Unsur Kedua, adanya kesepakatan akan melakukan kejahatan. Kesepakatan dalam konteks permufakatan jahat pada dasarnya dapat dipahami sebagai persesuaian pernyataan kehendak baik tertulis maupun tidak tertulis, antara satu orang atau lebih dengan pihak lainnya yang mengadakan perjanjian untuk melakukan kejahatan.

Perjanjian untuk melakukan kejahatan di sini tidak dapat dipersamakan dengan arti perjanjian (overeenkomst) dalam konteks hukum perdata (H. A. K. Moch. Anwar, 1979:229). Sebab, salah satu unsur dari perjanjian sebagaimana yang terdapat dalam Pasal 1320 Kitab Undang-undang Hukum Perdata (burgerlijk wetboek) adalah sebab (isi perjanjian) yang halal. Sedangkan dalam permufakatan jahat (samenspanning), persetujuan terhadap sesuatu yang diperjanjikan adalah sebab (isi perjanjian) yang tidak halal (ongeoorloofd) atau bertentangan dengan peraturan perundang-undangan, maupun bertolak belakang dengan kepentingan hukum.

Merujuk pada pengertian dan uraian unsur permufakatan jahat dari Pasal 88 KUHPidana, maka secara sederhana permufakatan jahat dapat dipahami sebagai kejahatan untuk melakukan suatu kejahatan, sebab tindak pidana yang disepakati untuk diwujudkan belum terwujud. Itu berarti, permufakatan jahat dianggap telah terjadi dengan sempurna setelah dua orang atau lebih mencapai suatu kesepakatan untuk melakukan TPPO yang telah diperjanjikan (overeengekomen).

Dengan demikian, meskipun TPPO yang disepakati untuk dilakukan tidak dilakukan atau belum diwujudkan, namun para pihak yang telah bersepakat untuk melakukan TPPO tersebut sudah dapat dituntut pertanggungjawaban pidananya sebagai pelaku permufakatan jahat untuk melakukan TPPO. Inilah yang dimaksud dengan upaya represif dengan pendekatan preventif dalam pemberantasan TPPO.

Kesimpulan ini sejalan dengan teori geen straf zonder schuld atau (tiada pertanggungjawaban pidana tanpa kesalahan) yang mengajarkan bahwa permufakatan jahat (termasuk permufakatan jahat dalam TPPO) dianggap sudah terjadi dan dapat dikenakan sanksi pidana, jika telah memenuhi 2 (dua) unsur, yaitu adanya unsur perbuatan jahat (actus reus) dan unsur niat jahat atau mens rea (Chairul Huda, 2006:19-23).

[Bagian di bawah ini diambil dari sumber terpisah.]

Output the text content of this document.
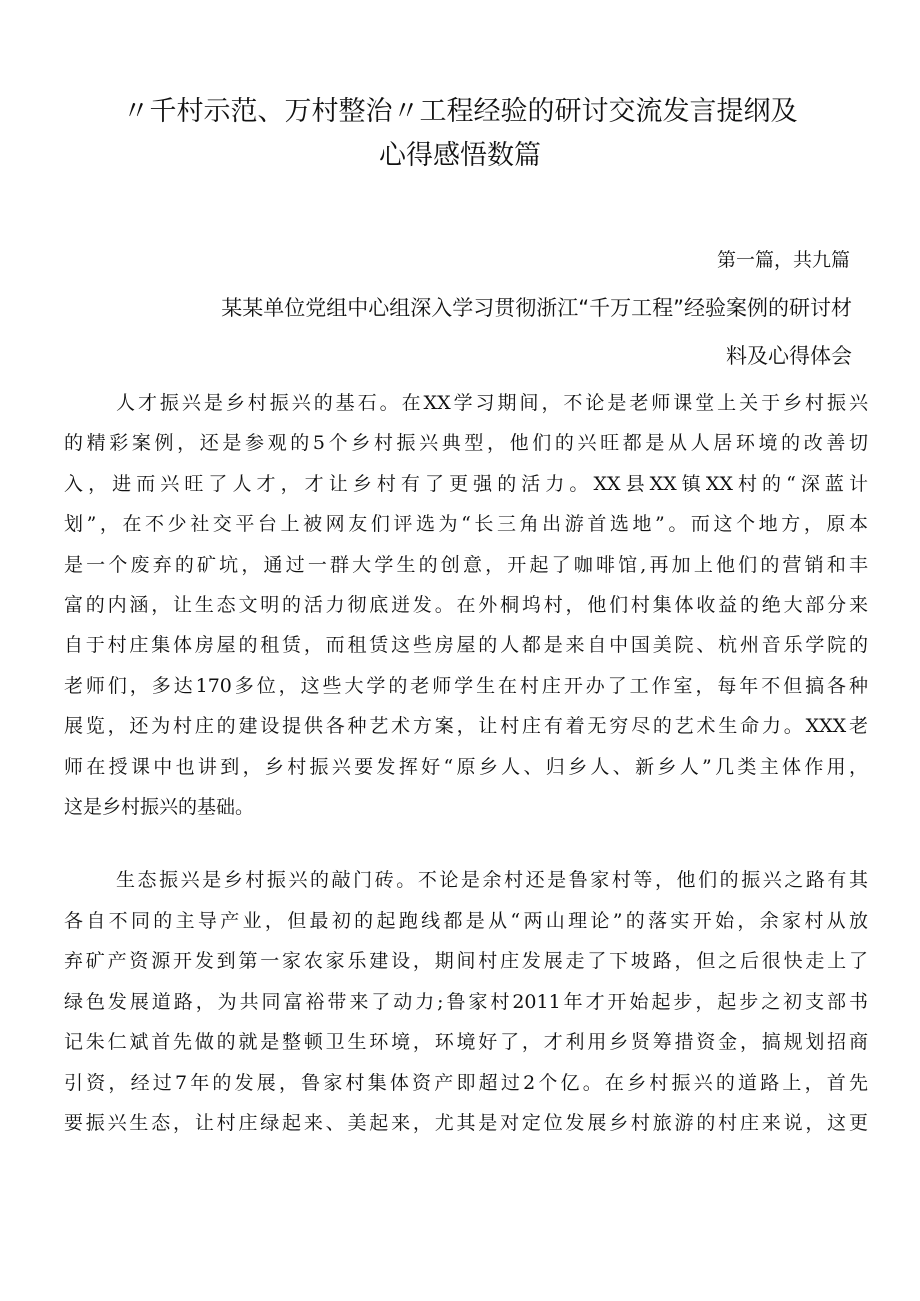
〃千村示范、万村整治〃工程经验的研讨交流发言提纲及
心得感悟数篇
第一篇，共九篇
某某单位党组中心组深入学习贯彻浙江“千万工程”经验案例的研讨材
料及心得体会
人才振兴是乡村振兴的基石。在XX学习期间，不论是老师课堂上关于乡村振兴
的精彩案例，还是参观的5个乡村振兴典型，他们的兴旺都是从人居环境的改善切
入，进而兴旺了人才，才让乡村有了更强的活力。XX县XX镇XX村的“深蓝计
划”，在不少社交平台上被网友们评选为“长三角出游首选地”。而这个地方，原本
是一个废弃的矿坑，通过一群大学生的创意，开起了咖啡馆,再加上他们的营销和丰
富的内涵，让生态文明的活力彻底迸发。在外桐坞村，他们村集体收益的绝大部分来
自于村庄集体房屋的租赁，而租赁这些房屋的人都是来自中国美院、杭州音乐学院的
老师们，多达170多位，这些大学的老师学生在村庄开办了工作室，每年不但搞各种
展览，还为村庄的建设提供各种艺术方案，让村庄有着无穷尽的艺术生命力。XXX老
师在授课中也讲到，乡村振兴要发挥好“原乡人、归乡人、新乡人”几类主体作用，
这是乡村振兴的基础。
生态振兴是乡村振兴的敲门砖。不论是余村还是鲁家村等，他们的振兴之路有其
各自不同的主导产业，但最初的起跑线都是从“两山理论”的落实开始，余家村从放
弃矿产资源开发到第一家农家乐建设，期间村庄发展走了下坡路，但之后很快走上了
绿色发展道路，为共同富裕带来了动力;鲁家村2011年才开始起步，起步之初支部书
记朱仁斌首先做的就是整顿卫生环境，环境好了，才利用乡贤筹措资金，搞规划招商
引资，经过7年的发展，鲁家村集体资产即超过2个亿。在乡村振兴的道路上，首先
要振兴生态，让村庄绿起来、美起来，尤其是对定位发展乡村旅游的村庄来说，这更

Chairul Huda (2016) berpendapat bahwa komponen kesalahan (mens rea) dari tindak pidana yang disebut permufakatan jahat, yakni: terdapat persesuaian kehendak, kesamaan niat atau meeting of minds diantara dua orang atau lebih, yang tertuju untuk melakukan suatu tindak pidana (termasuk TPPO) dan berdampak terhadap kepentingan hukum. Sedangkan komponen perbuatan (actus reus) dari permufakatan jahat adalah permufakatan jahat itu sendiri atau dengan kata lain actus reus-nya berupa adanya kesepakatan dua orang atau lebih untuk melakukan tindak pidana dalam hal ini adalah TPPO.

Dengan kerangka berpikir yang seperti ini, maka permufakatan jahat untuk melakukan TPPO harus dipandang sebagai tindak pidana yang berdiri sendiri dan bukannya tindak pidana yang tidak dapat berdiri sendiri. Namun harus diingat bahwa dalam hal penegakan hukum, kasus permufakatan jahat untuk melakukan TPPO akan terlihat seperti tindak pidana yang tidak dapat berdiri sendiri. Hal ini disebabkan karena dakwaan untuk kejahatan permufakatan jahat harus dikaitkan dengan pasal terkait TPPO lainnya yang ada dalam UUPTPPO, yang oleh dua orang atau lebih telah disepakati akan dilakukan.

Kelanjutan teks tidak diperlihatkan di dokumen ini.